Just as the metric IOPS indicates how much work a disk drive can
perform, we could use another metric for the ratio of spindles
available to service a given I/O load. This should help us understand
the ability of the array, LUN or RAID set to handle hot spots. Since
hot spots result from disk I/O operations, which take place in
approximately one centisecond (cs, hundredth of a second) I created this little hot spot metric: spindles per IOs generated each cs, or spindles/IOP(cs).

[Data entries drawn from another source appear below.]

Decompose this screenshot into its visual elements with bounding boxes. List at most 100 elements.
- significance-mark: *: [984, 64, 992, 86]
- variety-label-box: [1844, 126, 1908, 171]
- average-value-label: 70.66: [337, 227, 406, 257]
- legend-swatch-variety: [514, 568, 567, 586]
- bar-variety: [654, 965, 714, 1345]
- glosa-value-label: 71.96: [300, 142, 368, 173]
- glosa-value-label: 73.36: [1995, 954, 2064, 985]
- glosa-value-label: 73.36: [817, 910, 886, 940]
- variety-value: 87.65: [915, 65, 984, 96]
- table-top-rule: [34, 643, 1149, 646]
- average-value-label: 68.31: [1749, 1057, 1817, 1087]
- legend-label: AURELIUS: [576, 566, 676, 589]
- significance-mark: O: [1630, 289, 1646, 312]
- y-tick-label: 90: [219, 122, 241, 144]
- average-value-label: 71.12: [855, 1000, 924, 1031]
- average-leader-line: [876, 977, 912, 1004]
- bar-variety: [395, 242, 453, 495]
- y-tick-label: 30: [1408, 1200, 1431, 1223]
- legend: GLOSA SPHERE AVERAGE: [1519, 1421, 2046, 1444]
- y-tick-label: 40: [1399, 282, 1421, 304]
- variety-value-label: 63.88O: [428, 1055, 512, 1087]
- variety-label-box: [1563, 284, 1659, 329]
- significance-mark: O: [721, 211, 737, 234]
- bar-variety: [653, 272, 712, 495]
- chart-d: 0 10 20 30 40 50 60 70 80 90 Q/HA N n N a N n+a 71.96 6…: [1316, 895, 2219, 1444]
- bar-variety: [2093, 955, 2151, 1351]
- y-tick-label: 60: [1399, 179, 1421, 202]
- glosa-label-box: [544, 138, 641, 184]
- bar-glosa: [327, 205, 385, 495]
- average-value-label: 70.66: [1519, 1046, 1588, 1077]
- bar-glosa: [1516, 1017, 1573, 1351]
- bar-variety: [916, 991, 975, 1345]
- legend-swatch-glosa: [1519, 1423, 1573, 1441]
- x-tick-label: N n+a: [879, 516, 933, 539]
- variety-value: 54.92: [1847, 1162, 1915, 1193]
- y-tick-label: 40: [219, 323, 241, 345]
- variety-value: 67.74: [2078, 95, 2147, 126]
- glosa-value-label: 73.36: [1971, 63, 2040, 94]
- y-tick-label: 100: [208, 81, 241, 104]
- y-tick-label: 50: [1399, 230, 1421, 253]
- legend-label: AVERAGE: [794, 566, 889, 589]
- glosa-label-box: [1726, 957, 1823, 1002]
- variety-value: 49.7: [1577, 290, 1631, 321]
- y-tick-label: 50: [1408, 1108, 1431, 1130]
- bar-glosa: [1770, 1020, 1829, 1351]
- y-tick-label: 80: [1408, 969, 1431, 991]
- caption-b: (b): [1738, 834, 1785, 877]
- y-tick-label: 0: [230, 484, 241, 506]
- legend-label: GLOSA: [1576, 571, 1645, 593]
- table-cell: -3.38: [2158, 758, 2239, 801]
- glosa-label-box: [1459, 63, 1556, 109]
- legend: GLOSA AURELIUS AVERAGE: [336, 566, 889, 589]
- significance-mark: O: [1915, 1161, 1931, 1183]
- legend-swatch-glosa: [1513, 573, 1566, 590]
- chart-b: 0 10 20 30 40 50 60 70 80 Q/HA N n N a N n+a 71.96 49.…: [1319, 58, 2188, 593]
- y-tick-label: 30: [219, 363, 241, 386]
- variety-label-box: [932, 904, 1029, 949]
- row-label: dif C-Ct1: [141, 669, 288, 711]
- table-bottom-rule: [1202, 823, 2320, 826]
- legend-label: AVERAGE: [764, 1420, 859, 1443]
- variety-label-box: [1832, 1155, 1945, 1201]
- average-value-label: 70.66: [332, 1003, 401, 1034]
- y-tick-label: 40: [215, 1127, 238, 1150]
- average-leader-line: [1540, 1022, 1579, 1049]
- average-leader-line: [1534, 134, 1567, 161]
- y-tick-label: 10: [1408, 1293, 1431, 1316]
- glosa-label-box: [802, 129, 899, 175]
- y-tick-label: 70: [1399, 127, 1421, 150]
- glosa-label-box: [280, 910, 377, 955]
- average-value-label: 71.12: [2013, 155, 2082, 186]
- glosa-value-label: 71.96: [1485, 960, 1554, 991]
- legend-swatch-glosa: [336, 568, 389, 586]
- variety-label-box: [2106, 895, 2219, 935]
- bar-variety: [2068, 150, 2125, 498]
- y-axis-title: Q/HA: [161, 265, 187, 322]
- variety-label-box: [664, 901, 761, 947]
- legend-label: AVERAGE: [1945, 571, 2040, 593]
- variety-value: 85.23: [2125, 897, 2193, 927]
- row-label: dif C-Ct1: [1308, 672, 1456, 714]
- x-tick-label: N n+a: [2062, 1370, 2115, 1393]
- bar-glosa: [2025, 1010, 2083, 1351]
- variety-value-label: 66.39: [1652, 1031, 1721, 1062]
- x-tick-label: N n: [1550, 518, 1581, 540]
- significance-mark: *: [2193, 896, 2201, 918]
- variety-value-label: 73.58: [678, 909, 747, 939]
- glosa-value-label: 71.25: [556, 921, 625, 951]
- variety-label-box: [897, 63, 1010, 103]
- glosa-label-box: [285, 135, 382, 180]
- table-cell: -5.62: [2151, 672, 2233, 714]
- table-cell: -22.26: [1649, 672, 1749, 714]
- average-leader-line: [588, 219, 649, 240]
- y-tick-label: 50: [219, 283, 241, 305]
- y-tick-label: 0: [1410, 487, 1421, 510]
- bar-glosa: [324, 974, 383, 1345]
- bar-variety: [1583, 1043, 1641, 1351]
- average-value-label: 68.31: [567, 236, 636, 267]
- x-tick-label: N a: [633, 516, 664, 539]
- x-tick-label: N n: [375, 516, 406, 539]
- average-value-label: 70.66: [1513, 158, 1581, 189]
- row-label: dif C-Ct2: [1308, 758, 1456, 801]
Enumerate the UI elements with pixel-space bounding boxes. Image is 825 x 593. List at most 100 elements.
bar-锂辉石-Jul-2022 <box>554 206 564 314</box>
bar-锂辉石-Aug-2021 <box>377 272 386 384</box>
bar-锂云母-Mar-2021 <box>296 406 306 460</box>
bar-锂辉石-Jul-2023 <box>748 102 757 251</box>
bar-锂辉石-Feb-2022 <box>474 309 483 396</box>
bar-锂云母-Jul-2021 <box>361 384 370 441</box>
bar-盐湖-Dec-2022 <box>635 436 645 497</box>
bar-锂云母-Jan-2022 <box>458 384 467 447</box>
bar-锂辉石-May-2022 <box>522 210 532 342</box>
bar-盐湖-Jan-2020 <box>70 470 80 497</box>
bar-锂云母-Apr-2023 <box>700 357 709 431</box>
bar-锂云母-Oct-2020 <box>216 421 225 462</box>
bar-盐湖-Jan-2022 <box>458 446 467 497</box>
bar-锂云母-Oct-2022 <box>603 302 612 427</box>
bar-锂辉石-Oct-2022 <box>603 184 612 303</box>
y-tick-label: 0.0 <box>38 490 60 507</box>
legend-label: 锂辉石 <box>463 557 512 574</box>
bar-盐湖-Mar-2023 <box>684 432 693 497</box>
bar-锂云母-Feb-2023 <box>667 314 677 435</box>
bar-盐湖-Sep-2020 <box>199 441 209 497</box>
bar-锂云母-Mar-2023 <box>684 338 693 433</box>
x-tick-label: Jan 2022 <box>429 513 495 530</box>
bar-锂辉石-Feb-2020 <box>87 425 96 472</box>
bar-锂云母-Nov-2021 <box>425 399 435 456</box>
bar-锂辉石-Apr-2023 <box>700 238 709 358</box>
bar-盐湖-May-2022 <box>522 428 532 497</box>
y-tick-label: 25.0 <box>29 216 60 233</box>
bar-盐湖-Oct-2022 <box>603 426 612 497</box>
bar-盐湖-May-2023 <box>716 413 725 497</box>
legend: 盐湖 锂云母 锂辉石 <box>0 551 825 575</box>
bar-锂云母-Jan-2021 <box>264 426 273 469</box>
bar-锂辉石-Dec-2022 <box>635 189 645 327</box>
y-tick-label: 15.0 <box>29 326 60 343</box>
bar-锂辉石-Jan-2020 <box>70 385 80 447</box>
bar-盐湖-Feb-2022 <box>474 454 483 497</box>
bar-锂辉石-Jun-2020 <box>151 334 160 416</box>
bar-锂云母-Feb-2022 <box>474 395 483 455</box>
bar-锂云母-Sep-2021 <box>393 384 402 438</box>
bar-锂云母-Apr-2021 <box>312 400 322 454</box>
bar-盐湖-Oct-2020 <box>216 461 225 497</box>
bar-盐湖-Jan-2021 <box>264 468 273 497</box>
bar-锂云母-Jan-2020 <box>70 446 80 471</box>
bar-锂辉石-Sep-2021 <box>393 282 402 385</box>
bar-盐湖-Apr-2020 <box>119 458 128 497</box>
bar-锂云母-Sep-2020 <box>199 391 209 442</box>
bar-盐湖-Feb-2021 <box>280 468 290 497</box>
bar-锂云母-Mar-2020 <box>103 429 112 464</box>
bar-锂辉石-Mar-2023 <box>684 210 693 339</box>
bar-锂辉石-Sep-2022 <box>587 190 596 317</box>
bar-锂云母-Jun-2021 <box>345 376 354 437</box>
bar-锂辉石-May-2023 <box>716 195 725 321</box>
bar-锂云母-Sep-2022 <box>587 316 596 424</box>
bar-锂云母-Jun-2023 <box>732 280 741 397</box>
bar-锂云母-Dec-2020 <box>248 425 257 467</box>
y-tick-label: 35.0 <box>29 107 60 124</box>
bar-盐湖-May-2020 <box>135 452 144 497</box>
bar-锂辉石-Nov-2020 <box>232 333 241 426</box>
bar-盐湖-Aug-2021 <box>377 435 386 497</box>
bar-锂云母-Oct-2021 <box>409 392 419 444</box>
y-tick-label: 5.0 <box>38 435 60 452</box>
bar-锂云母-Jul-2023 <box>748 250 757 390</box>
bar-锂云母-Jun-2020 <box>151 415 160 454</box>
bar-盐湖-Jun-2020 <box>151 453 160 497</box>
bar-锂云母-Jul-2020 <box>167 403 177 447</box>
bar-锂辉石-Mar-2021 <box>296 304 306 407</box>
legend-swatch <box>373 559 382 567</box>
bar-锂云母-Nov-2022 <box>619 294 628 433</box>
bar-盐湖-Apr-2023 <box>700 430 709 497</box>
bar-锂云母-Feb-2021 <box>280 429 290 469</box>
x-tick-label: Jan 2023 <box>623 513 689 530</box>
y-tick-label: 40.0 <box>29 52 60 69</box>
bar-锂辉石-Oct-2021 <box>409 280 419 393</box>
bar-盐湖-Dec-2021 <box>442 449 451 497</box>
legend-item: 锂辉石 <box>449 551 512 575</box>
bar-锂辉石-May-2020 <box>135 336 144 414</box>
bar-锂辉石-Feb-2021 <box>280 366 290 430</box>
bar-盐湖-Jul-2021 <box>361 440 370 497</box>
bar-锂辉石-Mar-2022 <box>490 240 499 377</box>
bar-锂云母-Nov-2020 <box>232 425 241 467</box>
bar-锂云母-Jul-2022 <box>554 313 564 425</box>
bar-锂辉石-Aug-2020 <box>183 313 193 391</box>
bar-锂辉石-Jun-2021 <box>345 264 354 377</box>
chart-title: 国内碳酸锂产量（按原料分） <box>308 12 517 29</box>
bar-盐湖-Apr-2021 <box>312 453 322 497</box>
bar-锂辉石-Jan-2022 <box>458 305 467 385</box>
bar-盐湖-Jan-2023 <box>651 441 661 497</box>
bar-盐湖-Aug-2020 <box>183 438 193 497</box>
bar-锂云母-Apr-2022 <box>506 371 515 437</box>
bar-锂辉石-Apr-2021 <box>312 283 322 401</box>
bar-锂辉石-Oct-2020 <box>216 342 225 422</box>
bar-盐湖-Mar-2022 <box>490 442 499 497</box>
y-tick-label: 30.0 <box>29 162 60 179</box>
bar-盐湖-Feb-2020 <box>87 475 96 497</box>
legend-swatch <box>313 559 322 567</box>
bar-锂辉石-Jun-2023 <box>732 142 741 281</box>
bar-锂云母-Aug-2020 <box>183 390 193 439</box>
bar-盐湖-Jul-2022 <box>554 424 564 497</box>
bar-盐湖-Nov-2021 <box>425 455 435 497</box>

A spindles/IOP(cs) ratio greater than one indicates there are probably sufficient
spindles to do the work without developing hot spots; and a ratio less than one indicates that hot
spots could develop that would degrade performance. Of course, the
interpretation of this ratio should change depending on the specs of
the drives under consideration and any other elements that impact the
average service time of the drives. FWIW, the radial interleaving of chunklets is an example of an array technology
that would reduce the average service times of drives in a wide
striping array.
I thought I'd suggest a couple numerical models to try out my hot spot metric. Let's say there is a hundred-drive wide striping array with an load of 100 I/Os generated during any centisecond interval. This corresponds to a spindles/IOP(cs) ratio of 1:1. The statistical odds are good that many of these pending I/Os will be serviced by different spindles - and when there is contention for a spindle, it's unlikely that the same applications will continue to generate subsequent I/Os for the same spindle due to I/O randomization.
In contrast, consider a traditional narrowly striped array that has ten drives servicing a transactional database application. The average number of I/Os generated by this application every centisecond is fifteen, which means the spindles/IOP(cs) ratio is 0.67 (10/15). If one looks at the aggregate maximum IOPS of the drives, they could come to the conclusion that these ten drives have plenty of performance overhead to handle the workload, however, the spindles/IOP(cs) ratio indicates that hot spots could develop. Certainly some people reading this will be able to relate to the experience of configuring RAID sets that should have adequate IOPS for a given workload - only to find that hot spots have developed, creating infuriating application performance problems.
So what of it?
The numbers used in the examples above were pulled out of thin air based on estimates that seemed reasonable to me.
One of the more difficult aspects of trying to use the hot spot metric
is figuring out how many I/Os your applications are generating.
I'm interested in hearing what others think of the hot spot metric. Usual blogging rules apply - which means it's open to the mosh pit.